The Tigers wrapped up their second week of workouts with three morning sessions after spending the first two days in the searing heat. Dickens said that conditioning wasn’t a problem but the players are behind on weight-lifting, obviously, since he has been there for just a little over a month. However, Wilson Prep has a weight room in place, for which Dickens thanked WPA founder and head of school Daryl Woodard.
“The goal here is to come in and win early,” Dickens said. “We are behind and one thing that I always stress to the coaches, the teams that we’re going to play in the Tar-River, they’ve been lifting weights to three years and we’ve got a lot of kids who are just getting introduced to weights. Talent-wise, I think we’ll be one of the most talented teams in the conference, but strength matters when it comes to football. It’s getting the kids to fall in love with lifting and once their bodies start to change and they start to see the effects on the field that translate over, and then the program takes off from there.
“One of the main things I wanted to focus on coming in was the weight room and Mr. Woodard has definitely given me the resources to build the weight rooms.”
Dickens, who will serve as his own offensive coordinator, said he plans to implement the same Delaware edition of the wing-T offense that Wake Forest runs.
“I think is great for our situation because you’re able to get by with undersized linemen,” he said.
With a lot of athletes at his disposal, including at quarterback, Dickens said the key is to give them room to maneuver and make things happen.
“But my bread and butter will be the wing-T,” he said. “I feel it’s impossible to stop. You can slow it down, but you can’t stop it if it’s run well.”
Defensively, Dickens prefers a four-man front for similar reasons.
“I think we’re going to run more of a 4-3, 4-4 look because of the athletes we’ve got,” he said. “We’re going to be super fast from sideline to sideline.”
SCHEDULE IN PLACE
Wilson Prep has a schedule in place, minus one nonconference game that Dickens still hopes to fill for the last week of August. Otherwise, the Tigers will be playing nine games against 1-A Tar-Roanoke Athletic Conference opponents, including the first game in school history on Sept. 2 at Warren County.

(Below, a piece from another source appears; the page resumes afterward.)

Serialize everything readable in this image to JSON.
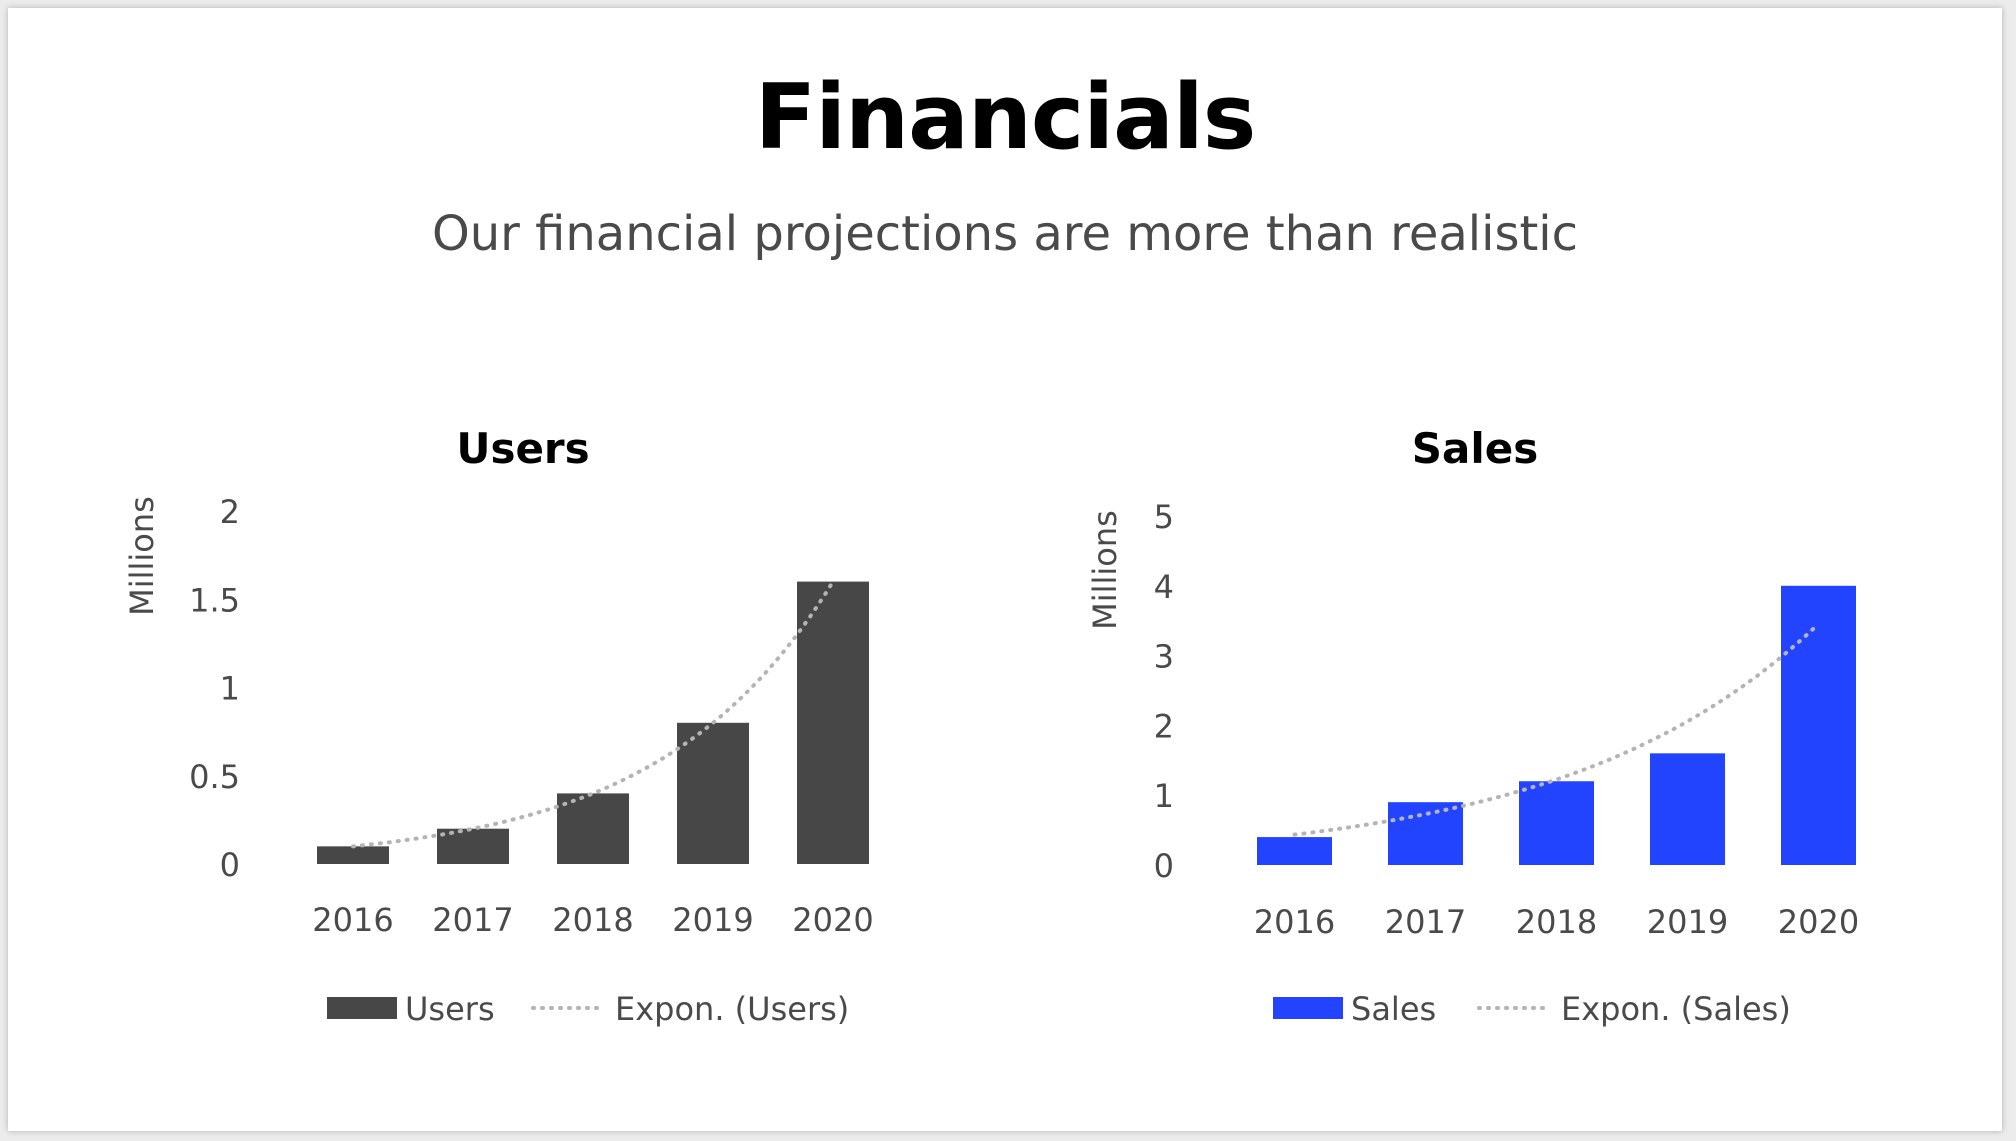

The Tigers then have an open week before playing at North Edgecombe on Sept. 16. The first home game will be Friday, Sept. 23, against Northwest Halifax. Wilson Prep is only playing three home games out of the nine currently scheduled, including Oct. 7 against KIPP Pride and Oct. 21 against Rocky Mount Prep. Road games are also set for Weldon on Sept. 30, Northampton County on Oct. 14 and Southeast Halifax on Oct. 28.
“Warren County is my main focus right now,” assured Dickens when asked what he knew about the rest of the TRAC teams.
Dickens said that he keeps harping on a sense of urgency for the Tigers given the ground that they still need to make up before practice begins for real Aug. 1.
“We’ve had a lot of kids to come out and a lot of talent and it’s starting to feel like football,” he said. “I feel very confident about where we will be at that time. You know, it’s just bringing the guys along. We’re up to now about 30 to 33 kids. My goal was 40. … And with that, jumping into the fire in what I keep reminding my coaches is varsity football. It’s not rec league, it’s not AAU, it’s varsity football and even at the 1-A level, it’s still good football. And you know, a lot of great teams come out of 1-A but I feel very good about the season. But again, we are behind so there’s a state of urgency here. A lot of teams have spring ball and we didn’t.”